Marta Ramon Garcia
Member
University of Oviedo
Marta Ramon Garcia is associate lecturer at the Department of English, French and German Philology at the University of Oviedo. Before her arrival in Oviedo in 2009 she was attached to the National University of Ireland, Maynooth, successively as a postdoctoral fellow, tutor and junior lecturer.
As a historian of nineteenth-century Ireland her published work has focused on Irish and Irish-American revolutionary nationalism, especially Young Ireland and the Fenian movement, between the 1840s and the 1890s. Her main publications in this area are the monograph A Provisional Dictator: James Stephens and the Fenian Movement (UCD Press, 2007), the annotated editions The Birth of the Fenian Movement: James Stephens’s American Diary, Brooklyn, 1859 (UCD Press, 2009) and The Faith of a Felon and Other Writings, by James Fintan Lalor (UCD Press, 2012), and the edited volume by Brian Heffernan et al (eds.) Life on the Fringe? Ireland and Europe between 1800 and 1922 (Irish Academic Press, 2012).
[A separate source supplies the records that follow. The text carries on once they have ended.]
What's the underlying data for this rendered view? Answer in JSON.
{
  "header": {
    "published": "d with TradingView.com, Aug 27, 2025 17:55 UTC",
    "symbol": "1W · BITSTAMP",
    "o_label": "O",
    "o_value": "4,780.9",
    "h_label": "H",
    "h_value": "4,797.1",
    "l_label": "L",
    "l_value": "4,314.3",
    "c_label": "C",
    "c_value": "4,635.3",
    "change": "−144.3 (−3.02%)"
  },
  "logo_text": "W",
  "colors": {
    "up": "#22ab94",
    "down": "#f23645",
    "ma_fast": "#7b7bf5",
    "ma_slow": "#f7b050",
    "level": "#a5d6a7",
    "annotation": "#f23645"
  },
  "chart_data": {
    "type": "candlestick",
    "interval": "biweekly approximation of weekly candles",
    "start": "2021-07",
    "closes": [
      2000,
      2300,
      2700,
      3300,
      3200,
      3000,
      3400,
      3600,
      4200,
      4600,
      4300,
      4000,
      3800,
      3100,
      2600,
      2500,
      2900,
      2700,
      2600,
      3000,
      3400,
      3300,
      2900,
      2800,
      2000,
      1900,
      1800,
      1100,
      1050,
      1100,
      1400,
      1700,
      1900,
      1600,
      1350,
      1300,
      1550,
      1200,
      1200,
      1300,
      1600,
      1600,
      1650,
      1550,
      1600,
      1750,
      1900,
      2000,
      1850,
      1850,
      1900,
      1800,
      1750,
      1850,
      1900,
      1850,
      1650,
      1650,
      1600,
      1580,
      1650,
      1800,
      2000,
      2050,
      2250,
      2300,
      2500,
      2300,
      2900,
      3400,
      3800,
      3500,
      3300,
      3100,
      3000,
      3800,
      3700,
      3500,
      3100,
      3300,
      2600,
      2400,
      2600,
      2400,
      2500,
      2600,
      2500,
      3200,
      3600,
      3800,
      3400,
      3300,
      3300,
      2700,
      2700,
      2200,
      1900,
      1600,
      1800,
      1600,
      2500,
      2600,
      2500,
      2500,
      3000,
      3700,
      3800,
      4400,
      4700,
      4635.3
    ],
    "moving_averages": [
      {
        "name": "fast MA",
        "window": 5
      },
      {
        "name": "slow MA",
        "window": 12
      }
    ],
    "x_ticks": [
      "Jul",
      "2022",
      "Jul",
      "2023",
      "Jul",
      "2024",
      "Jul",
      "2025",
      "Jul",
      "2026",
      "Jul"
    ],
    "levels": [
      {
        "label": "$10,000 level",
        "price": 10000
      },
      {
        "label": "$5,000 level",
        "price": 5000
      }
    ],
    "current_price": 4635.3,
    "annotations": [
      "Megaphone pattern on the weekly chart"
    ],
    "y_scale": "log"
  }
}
Over the last few years her interest has shifted to the fields of temperance, rational recreation and working-class self-improvement schemes, with particular focus on the Dublin Mechanics’ Institute, one of the main hubs of Dublin’s civic life. This is the topic of her recent article ‘“A Local Habitation and a Name”: The Dublin Mechanics’ Institute and the Evolution of Dublin’s Public Sphere, 1824–1904’, in Irish Economic and Social History 46.1 (2019): 22-4.
Her most recent lines of research are the provision of public parks to Dublin’s working classes and the changing perceptions of alcoholism during the long nineteenth century on the part of temperance activists, reformers and the medical profession. She is interested to explore the connection between science, ideology and public health schemes.